HKU-MedAI / WSI-HGNN

[CVPR'23] Histopathology Whole Slide Image Analysis with Heterogeneous Graph Representation Learning
66 stars 6 forks source link

Asking about labeling WSIs in TCGA-BRCA #10

Closed simonhfut closed 5 months ago

simonhfut commented 6 months ago

I'd like to ask about labeling WSIs in TCGA-BRCA. There are 11765 svs files in TCGA-BRCA. Are their labels obtained from the 'sample_type' column in the nationwidechildrens.org_biospecimen_sample_brca.txt? However, this file only contains 1150 labels. Could you provide some guidance? Thank you very much!

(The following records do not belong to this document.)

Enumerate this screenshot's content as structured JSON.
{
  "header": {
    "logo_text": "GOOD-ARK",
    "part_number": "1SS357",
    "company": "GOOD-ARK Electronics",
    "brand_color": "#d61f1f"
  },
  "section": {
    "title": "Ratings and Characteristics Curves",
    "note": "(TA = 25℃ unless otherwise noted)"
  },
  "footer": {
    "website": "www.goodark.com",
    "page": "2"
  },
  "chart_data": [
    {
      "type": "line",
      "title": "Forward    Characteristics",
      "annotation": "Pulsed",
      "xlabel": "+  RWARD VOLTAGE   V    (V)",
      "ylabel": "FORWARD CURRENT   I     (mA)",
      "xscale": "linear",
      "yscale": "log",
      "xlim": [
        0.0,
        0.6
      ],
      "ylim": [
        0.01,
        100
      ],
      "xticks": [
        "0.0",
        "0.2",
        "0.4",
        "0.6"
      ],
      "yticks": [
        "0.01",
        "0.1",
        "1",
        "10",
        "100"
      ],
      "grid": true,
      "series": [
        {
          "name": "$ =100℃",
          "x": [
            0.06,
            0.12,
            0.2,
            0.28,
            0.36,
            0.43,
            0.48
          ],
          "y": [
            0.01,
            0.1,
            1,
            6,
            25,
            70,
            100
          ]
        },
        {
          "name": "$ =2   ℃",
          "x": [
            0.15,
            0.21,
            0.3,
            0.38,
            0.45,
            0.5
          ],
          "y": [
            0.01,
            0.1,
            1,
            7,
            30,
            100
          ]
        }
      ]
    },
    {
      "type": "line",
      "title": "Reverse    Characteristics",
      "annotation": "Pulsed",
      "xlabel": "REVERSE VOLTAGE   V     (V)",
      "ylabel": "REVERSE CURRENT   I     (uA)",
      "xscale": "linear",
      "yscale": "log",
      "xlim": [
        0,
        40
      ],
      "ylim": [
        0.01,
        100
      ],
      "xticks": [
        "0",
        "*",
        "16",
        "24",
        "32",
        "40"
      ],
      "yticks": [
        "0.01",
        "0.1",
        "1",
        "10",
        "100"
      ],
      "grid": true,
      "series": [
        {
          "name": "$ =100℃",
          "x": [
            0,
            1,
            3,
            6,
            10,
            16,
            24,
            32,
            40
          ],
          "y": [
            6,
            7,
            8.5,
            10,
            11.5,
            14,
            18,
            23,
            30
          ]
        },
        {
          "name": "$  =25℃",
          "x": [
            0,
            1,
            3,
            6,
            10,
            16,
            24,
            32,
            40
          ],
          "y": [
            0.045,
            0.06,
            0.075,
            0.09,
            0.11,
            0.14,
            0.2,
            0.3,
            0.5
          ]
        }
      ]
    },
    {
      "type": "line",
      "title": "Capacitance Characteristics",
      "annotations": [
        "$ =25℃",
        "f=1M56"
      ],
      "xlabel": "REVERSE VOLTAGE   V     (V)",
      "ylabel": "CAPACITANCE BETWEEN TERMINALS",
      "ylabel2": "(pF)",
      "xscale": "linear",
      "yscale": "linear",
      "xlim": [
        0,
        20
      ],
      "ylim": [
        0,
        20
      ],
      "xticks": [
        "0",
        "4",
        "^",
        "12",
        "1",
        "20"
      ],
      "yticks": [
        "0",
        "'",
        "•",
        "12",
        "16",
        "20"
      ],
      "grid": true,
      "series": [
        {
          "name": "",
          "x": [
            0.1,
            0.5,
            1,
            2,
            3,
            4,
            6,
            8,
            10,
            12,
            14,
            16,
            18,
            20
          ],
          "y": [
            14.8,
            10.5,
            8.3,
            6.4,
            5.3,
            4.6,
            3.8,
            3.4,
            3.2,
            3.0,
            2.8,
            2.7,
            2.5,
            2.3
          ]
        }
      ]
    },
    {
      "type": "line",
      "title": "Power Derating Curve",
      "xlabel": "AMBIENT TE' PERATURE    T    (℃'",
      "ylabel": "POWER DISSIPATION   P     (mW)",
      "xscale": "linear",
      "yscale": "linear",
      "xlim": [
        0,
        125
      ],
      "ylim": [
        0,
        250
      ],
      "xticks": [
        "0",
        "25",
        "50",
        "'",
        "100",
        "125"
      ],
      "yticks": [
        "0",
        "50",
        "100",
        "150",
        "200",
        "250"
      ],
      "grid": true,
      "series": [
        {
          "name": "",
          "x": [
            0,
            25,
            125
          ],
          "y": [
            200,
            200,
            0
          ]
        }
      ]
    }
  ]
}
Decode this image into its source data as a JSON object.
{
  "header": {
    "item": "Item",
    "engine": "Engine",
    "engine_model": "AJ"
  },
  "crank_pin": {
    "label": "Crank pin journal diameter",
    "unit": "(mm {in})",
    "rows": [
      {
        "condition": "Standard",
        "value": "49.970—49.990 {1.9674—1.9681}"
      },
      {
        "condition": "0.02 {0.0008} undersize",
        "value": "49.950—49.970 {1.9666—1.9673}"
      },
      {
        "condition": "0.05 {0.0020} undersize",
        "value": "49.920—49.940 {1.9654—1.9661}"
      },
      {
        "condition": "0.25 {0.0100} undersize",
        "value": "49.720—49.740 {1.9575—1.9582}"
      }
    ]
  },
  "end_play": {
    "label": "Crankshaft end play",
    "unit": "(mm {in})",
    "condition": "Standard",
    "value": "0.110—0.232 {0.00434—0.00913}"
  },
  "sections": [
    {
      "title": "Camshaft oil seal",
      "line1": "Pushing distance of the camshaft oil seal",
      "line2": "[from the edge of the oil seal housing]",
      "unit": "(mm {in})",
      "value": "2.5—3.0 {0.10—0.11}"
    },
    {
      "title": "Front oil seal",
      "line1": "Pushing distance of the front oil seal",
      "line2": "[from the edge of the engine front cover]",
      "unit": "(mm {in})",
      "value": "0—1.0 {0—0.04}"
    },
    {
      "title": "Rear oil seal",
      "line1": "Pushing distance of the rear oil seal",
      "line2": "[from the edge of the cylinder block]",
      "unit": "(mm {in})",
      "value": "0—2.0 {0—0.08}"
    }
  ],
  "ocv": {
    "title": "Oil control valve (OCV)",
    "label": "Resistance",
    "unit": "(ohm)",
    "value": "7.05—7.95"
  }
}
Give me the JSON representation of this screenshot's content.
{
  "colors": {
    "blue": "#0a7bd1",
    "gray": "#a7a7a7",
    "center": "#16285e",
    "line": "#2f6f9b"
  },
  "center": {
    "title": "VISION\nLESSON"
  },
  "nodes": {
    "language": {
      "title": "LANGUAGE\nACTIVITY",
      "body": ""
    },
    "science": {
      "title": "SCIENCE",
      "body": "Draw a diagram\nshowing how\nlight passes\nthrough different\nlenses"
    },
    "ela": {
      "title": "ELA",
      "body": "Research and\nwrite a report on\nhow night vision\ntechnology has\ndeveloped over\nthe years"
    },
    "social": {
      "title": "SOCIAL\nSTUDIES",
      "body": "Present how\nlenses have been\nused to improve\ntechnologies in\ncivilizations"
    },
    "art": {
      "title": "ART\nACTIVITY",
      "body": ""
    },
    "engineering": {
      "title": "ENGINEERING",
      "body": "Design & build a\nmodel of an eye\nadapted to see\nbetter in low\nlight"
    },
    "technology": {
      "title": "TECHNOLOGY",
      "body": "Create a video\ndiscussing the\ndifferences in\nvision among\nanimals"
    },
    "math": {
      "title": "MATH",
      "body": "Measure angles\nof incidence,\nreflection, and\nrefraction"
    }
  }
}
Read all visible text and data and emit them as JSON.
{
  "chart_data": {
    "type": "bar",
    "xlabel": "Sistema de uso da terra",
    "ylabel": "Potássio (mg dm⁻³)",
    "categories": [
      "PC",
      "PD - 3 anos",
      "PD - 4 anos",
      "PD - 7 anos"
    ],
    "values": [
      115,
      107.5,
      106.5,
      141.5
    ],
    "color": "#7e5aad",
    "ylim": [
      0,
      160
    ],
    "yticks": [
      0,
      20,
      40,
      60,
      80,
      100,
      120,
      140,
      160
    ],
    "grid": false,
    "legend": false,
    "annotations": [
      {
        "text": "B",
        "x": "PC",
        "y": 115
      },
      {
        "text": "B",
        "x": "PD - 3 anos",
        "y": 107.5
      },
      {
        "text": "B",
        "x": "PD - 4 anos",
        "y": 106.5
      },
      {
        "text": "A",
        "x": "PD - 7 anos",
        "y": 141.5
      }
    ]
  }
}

howardchanth commented 6 months ago

Hi thank you for your interest in our work. Yes for cancer classification we use the sample_type column from the nationwidechildrens.org_biospecimen_sample_brca.txt. In fact, this txt file is updated in the TCGA repository which can be downloaded as biospecimen.project-tcga-brca.{year}-{month}-{day}.tar.gz, where the sample information can be found in the sample.tsv file. We only include the 1150 samples as the labelled samples, while we discard those unlabelled samples during training. However, it is possible to impose some assumptions so that an unsupervised likelihood can be calculated for those unlabelled samples, which was beyond the scope of our work. Please let me know if there are any further problems. Thank you!